Имена литературных героев или исторических лиц фигурируют в интеллигентской речи в качестве символов определенных человеческих свойств - скупости (Плюшкин, Гобсек), ума и разносторонних знаний (Ломоносов), смелости и самопожертвования (Иван Сусанин), самодурства (Салтычиха). Цитаты из литературных произведений также весьма характерны для речевого общения интеллигентных носителей языка. Основным условием для реализации возможности процитировать какое-либо произведение (или намекнуть на то или иное место в его тексте) является общность некоего культурного фона и, более конкретно, знание и говорящим, и слушающим данного произведения и оценка его как такого, которое часто служит источником расхожих цитат. Это позволяет говорящему вводить в свою речь элементы, которые, как он уверен, должны быть узнаны и правильно интерпретированы адресатом. Ср. цитаты типа: быть или не быть (и многообразные обыгрывания этой формулы: бить или не бить, пить или не пить, шить или не шить); Служить бы рад - прислуживаться тошно; А воз и ныне там; Позвольте вам выйти вон; Сижу, никого не трогаю, починяю примус; великий комбинатор.

2.3. Языковая игра

Для интеллигентской среды, в особенности для гуманитариев, характерны такие явления, как рефлексия над словом, намеренное его искажение, обыгрывание его звукового состава, внутренней формы, связей с другими словами, словесные каламбуры - иначе говоря, языковая игра во всех ее обличьях. Исследователи русской разговорной речи квалифицируют языковую игру, разнообразные способы обыгрывания формы высказывания как одну из характерных черт непринужденного общения в интеллигентской среде и приводят многочисленные и разнообразные примеры такой игры, основанные на искажении фонетического облика слова, его морфолого-словообразовательной структуры, на сознательном нарушении правил сочетаемости слов друг с другом, на совмещении в одном высказывании стилистически несовместимых слов: тюлипанчики, кинижечки, ужастно, конкректно, румочки, мармалад; лясочек, мядаль, лямон; лизарюция, лисипед, брульянт; докýмент, прóцент, пущай, сидю, хочете; У нее двое детей, а у меня один деть; - Вот наши апартаменты (вводя собеседника в более чем скромное жилище); - Завтра у них какое-то муроприятие; - Старухи на завалинке симпозиум устроили.
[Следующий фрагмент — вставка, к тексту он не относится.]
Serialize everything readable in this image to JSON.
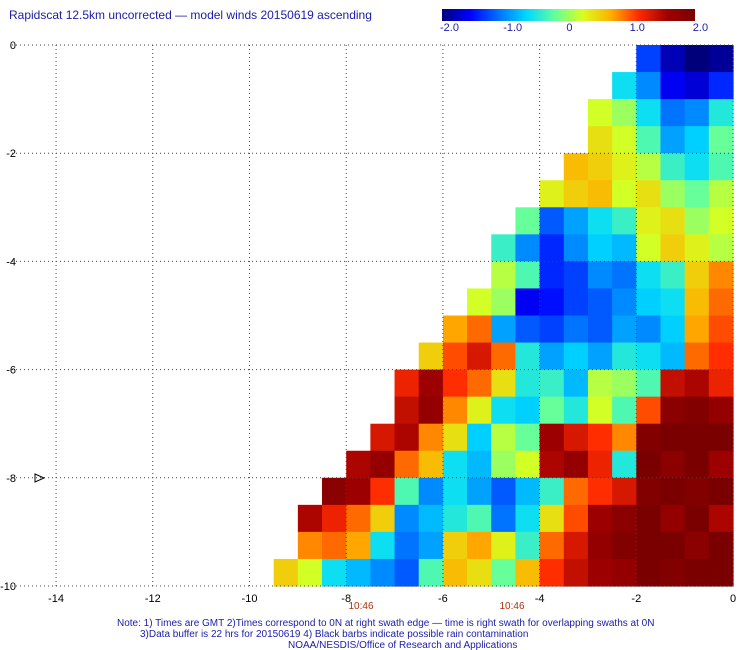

Одним из наиболее распространенных видов языковой игры являются шутки, основанные на искажении или распространении известных фразеологизмов и литературных цитат: работать не прикладая рук (вместо: не покладая), гнать каленой метлой (из: каленым железом и новая метла); В этом деле он съел не одну собаку; Что-то я не в шутку занемог; Ну, что - бум меняться дежурствами? (бум меняться - из эстрадной миниатюры в исполнении Аркадия Райкина); А у нас с собой было (с этими словами говорящий достает из портфеля чистую бумагу, сама же эта фраза - из рассказа М. Жванецкого и подразумевает наличие у собеседников спиртного); - У них то и дело воду отключают. - Зато сухо (вторая реплика - из известной телевизионной рекламы детских памперсов).